U.S. Court of Federal Claims
A term to know.
The Court is officially located in Washington, D.C., but it hears cases all over the country. This Court handles most cases in which the United States or any of its branches, departments, or agencies is named the defendant. The court has jurisdiction over suits involving a monetary claim against the United States based on the U.S. Constitution, federal laws, executive regulations, or express or implied contract with the government.

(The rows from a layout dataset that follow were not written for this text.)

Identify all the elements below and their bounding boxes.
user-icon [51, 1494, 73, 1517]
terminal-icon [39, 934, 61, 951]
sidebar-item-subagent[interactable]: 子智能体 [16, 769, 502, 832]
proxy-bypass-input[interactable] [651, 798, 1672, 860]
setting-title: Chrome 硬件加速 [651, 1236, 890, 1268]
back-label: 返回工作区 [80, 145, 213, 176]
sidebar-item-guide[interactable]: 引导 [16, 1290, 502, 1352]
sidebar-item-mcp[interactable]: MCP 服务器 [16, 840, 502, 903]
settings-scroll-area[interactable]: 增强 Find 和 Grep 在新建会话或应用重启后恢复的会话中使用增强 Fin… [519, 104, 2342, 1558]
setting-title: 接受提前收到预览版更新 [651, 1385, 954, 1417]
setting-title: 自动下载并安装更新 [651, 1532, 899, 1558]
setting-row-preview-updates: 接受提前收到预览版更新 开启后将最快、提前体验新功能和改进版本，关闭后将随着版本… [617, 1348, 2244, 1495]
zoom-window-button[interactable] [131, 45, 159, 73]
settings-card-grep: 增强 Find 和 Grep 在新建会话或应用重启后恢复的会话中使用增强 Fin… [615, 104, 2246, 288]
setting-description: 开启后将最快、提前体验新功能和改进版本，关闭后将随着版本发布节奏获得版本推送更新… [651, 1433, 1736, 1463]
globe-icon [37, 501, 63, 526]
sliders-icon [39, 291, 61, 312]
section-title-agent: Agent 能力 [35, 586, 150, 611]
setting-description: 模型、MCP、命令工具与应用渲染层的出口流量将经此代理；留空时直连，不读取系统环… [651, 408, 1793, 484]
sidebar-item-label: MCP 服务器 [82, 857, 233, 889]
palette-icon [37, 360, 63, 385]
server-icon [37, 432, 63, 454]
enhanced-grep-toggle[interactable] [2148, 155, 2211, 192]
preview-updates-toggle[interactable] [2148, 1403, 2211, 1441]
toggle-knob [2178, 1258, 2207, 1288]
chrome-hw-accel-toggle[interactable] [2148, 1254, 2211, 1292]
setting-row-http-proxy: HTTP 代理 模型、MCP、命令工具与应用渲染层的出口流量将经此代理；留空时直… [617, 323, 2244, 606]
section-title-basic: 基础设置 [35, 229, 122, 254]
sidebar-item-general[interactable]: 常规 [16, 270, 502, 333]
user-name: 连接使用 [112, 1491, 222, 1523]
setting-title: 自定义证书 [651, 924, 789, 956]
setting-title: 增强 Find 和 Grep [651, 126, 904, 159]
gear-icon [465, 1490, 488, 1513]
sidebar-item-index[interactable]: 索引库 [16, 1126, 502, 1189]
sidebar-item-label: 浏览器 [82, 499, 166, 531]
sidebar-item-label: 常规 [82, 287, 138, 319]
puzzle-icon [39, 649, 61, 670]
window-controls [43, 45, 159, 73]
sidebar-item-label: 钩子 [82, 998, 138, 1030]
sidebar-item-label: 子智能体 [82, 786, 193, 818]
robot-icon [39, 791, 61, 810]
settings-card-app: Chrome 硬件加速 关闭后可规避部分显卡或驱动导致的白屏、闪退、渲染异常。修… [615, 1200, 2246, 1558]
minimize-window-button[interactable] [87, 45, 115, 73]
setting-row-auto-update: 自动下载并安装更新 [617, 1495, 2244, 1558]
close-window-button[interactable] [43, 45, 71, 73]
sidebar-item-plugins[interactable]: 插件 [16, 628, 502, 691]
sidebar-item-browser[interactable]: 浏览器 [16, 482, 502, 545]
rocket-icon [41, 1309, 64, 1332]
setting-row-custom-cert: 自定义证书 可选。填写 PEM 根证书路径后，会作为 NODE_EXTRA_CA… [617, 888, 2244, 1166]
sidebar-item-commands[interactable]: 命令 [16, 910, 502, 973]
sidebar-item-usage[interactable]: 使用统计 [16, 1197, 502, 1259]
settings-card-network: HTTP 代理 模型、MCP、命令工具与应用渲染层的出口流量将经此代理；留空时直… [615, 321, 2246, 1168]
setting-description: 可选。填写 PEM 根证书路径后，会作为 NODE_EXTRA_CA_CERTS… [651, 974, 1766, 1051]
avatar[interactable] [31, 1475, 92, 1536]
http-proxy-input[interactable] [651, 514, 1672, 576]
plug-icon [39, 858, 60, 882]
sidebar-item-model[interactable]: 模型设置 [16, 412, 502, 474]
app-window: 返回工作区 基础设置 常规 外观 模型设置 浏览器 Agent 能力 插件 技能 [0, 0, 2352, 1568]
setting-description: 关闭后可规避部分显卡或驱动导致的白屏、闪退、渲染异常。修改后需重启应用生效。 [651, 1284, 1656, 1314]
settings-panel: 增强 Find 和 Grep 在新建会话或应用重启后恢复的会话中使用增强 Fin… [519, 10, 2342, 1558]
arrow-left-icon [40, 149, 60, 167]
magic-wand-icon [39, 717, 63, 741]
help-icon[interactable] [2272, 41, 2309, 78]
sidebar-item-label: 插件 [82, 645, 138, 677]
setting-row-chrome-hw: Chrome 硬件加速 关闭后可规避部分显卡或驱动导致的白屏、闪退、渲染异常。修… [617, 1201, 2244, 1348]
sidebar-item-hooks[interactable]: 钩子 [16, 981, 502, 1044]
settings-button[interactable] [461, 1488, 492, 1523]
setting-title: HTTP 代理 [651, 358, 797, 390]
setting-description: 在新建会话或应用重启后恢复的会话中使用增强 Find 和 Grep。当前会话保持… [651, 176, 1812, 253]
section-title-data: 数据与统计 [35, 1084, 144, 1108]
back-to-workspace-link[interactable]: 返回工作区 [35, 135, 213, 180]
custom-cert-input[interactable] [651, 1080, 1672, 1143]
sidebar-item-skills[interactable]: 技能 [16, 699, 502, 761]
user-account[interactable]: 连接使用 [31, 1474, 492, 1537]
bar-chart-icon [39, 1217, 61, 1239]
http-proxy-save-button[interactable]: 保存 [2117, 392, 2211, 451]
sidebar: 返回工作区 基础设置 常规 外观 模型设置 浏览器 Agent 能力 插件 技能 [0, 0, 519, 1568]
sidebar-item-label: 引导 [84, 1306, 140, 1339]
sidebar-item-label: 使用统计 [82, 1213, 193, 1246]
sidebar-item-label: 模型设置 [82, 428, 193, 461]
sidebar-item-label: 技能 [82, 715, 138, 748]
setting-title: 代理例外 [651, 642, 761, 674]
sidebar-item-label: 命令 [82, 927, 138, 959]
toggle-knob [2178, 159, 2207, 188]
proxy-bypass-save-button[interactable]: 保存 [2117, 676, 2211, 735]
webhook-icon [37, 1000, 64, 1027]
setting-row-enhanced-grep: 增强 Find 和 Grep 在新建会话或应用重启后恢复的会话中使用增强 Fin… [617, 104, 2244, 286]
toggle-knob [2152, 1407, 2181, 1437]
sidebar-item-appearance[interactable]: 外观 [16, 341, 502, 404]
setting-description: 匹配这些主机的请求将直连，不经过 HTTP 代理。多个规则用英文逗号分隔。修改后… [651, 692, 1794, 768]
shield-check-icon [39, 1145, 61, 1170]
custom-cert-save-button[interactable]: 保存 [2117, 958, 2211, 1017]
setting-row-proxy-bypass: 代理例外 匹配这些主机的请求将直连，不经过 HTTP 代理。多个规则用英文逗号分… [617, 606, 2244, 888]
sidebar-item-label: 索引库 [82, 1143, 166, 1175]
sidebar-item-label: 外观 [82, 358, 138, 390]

The typical cases handled by the Court are those involving: compensation for confiscated property, refunds of federal taxes, military and civilian pay and allowance, damages due to breach of government contracts, or alleged governmental infringement or misinterpretation of private patents, trademarks, copyrights, or licenses. The Court also has jurisdiction over certain Indian suits and cases transferred from the Indian Claims Commission. Congress can also send private bills to the Court to determine whether or not an issue has a genuine legal or equitable claim for relief (e.g., reparations for Japanese Internment). However, the Court does not have jurisdiction over monetary claims made by pension funds or claims based on foreign treaties.
The Court’s 16 judges are appointed by the President and confirmation by the Senate to serve a term of 15 years. All of the Court’s judgments are final on both the claimant and the United States, but each party retains the right to appeal the ruling to the United States Court of Appeals for the Federal Circuit.